Zookeeper is a distributed process coordinator, as O’Reilly puts it. Chubby is a distributed lock service provides strong consistency. Although both of them have a file system like API from user’s perspective, they provide different level of consistency, you can get a clue from their descriptions: coordinator is a much weaker word compare to lock service.
Like most other systems, there are few write operations in chubby, so its network flow is dominated by read operations and heartbeat between client and server, to optimize chubby, it’s necessary to use cache, also since chubby is intended to provide strong consistency, it needs to ensure that the client should never see staled data. It achieve these by cache data in library, and if anyone want to change the data, chubby ensures that all the caches are invalidated before the change take effect. From the paper, chubby has a rather heavy client library, and the library is the essential part of the system, provides not only connection and session management but also cache management as we discussed earlier. And it is the cache management that makes huge difference between zookeeper and chubby. Most users thought zookeeper provides a strong consistency but find out they’re wrong later.

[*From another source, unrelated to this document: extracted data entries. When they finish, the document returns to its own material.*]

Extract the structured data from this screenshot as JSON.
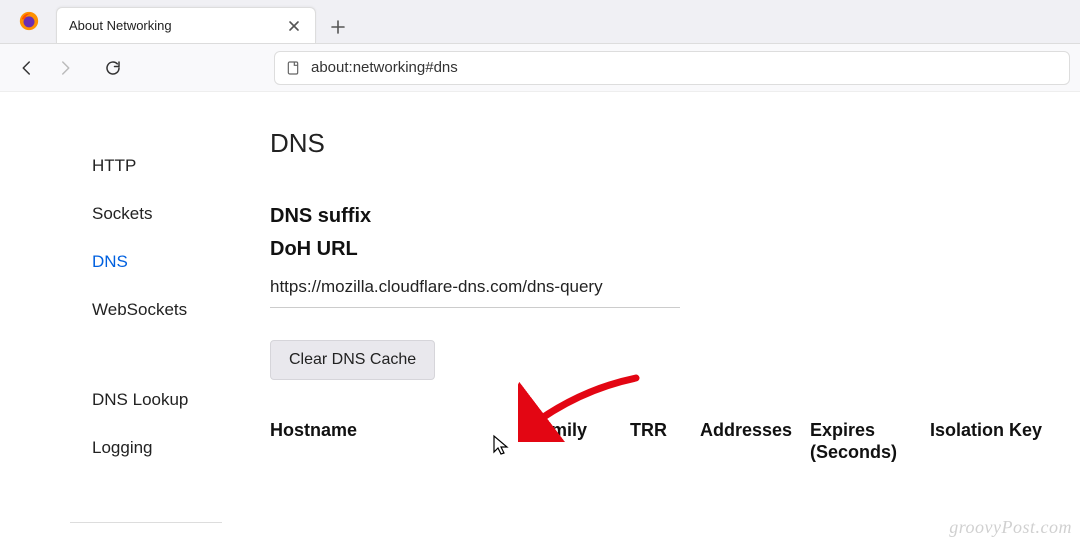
{
  "tab": {
    "title": "About Networking"
  },
  "url": "about:networking#dns",
  "sidebar": {
    "items": [
      {
        "label": "HTTP"
      },
      {
        "label": "Sockets"
      },
      {
        "label": "DNS"
      },
      {
        "label": "WebSockets"
      },
      {
        "label": "DNS Lookup"
      },
      {
        "label": "Logging"
      }
    ],
    "active_index": 2
  },
  "main": {
    "title": "DNS",
    "dns_suffix_label": "DNS suffix",
    "doh_label": "DoH URL",
    "doh_value": "https://mozilla.cloudflare-dns.com/dns-query",
    "clear_button": "Clear DNS Cache",
    "columns": {
      "hostname": "Hostname",
      "family": "Family",
      "trr": "TRR",
      "addresses": "Addresses",
      "expires": "Expires (Seconds)",
      "isolation": "Isolation Key"
    }
  },
  "watermark": "groovyPost.com"
}
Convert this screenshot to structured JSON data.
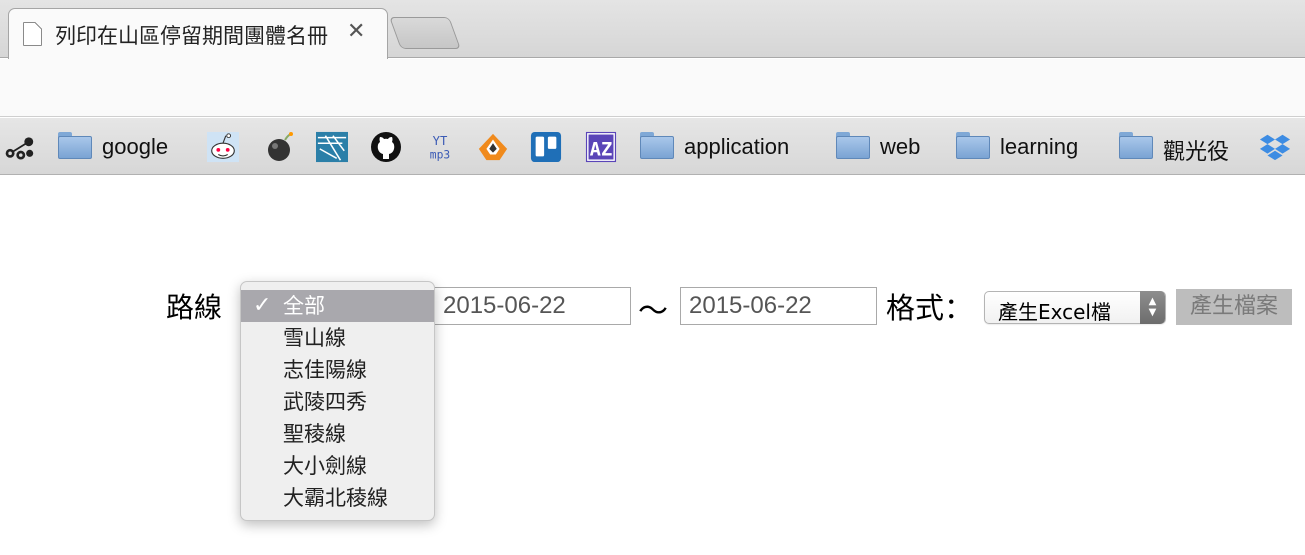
{
  "tab": {
    "title": "列印在山區停留期間團體名冊",
    "close": "✕"
  },
  "bookmarks": {
    "items": [
      {
        "type": "icon",
        "icon": "molecule-icon"
      },
      {
        "type": "folder",
        "label": "google"
      },
      {
        "type": "icon",
        "icon": "reddit-icon"
      },
      {
        "type": "icon",
        "icon": "bomb-icon"
      },
      {
        "type": "icon",
        "icon": "network-icon"
      },
      {
        "type": "icon",
        "icon": "github-icon"
      },
      {
        "type": "icon",
        "icon": "yt-mp3-icon",
        "text_top": "YT",
        "text_bottom": "mp3"
      },
      {
        "type": "icon",
        "icon": "orange-app-icon"
      },
      {
        "type": "icon",
        "icon": "trello-icon"
      },
      {
        "type": "icon",
        "icon": "az-icon",
        "text": "AZ"
      },
      {
        "type": "folder",
        "label": "application"
      },
      {
        "type": "folder",
        "label": "web"
      },
      {
        "type": "folder",
        "label": "learning"
      },
      {
        "type": "folder",
        "label": "觀光役"
      },
      {
        "type": "icon",
        "icon": "dropbox-icon"
      }
    ]
  },
  "form": {
    "route_label": "路線",
    "route_options": [
      "全部",
      "雪山線",
      "志佳陽線",
      "武陵四秀",
      "聖稜線",
      "大小劍線",
      "大霸北稜線"
    ],
    "route_selected": "全部",
    "check_mark": "✓",
    "start_date": "2015-06-22",
    "separator": "〜",
    "end_date": "2015-06-22",
    "format_label": "格式：",
    "format_selected": "產生Excel檔",
    "generate_button": "產生檔案"
  },
  "colors": {
    "folder": "#7aa3d3",
    "dropdown_selected": "#a9a8ad",
    "button_disabled": "#bdbdbd",
    "dropbox": "#3d8ce3",
    "trello": "#1f6fb7",
    "az": "#5a45b8"
  }
}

Not like chubby, zookeeper do not provides such strong consistency, actually, native client library of zookeeper do not have cache at all. What the difference can make by cache, you asked. Well, for example: if two zookeeper clients want to agree on a single volatile value, they should use the same path to write file, and content of that file signify the value of given key. If client A want to know the latest value, and client B want to change it, client A can either poll the file regularly or use watch mechanism provided by native zookeeper library, let’s assume A uses watch since it is more efficient. If B changed the value, zookeeper would respond to the change call before notifying client A, once B got response, it may assume any other clients who watched that value has been notified, but it is not the case: A may not received notification timely due to slow network, so it is possible that two clients see different value at the same time. This usually is not a problem if users do not require strong consistency, but if they do, they have to invent some buggy ad-hoc solution to get around of this. The author of zookeeper book argued that it would have made the design of zookeeper more complex if the library manage cache, and could cause zookeeper operations to stall while waiting for a client to acknowledge cache invalidation request. It is true that strong consistency come at cost, but people would find it is easier to use if strong consistency is guaranteed.
To remedy this, Netflix created curator library which later moved to Apache foundation, this library provides the commonly used functionality and cache management. This additional layer to zookeeper allows it providing strong consistency needed by some users. So whenever you want to use zookeeper, use curator library instead of native library unless you know what you are doing.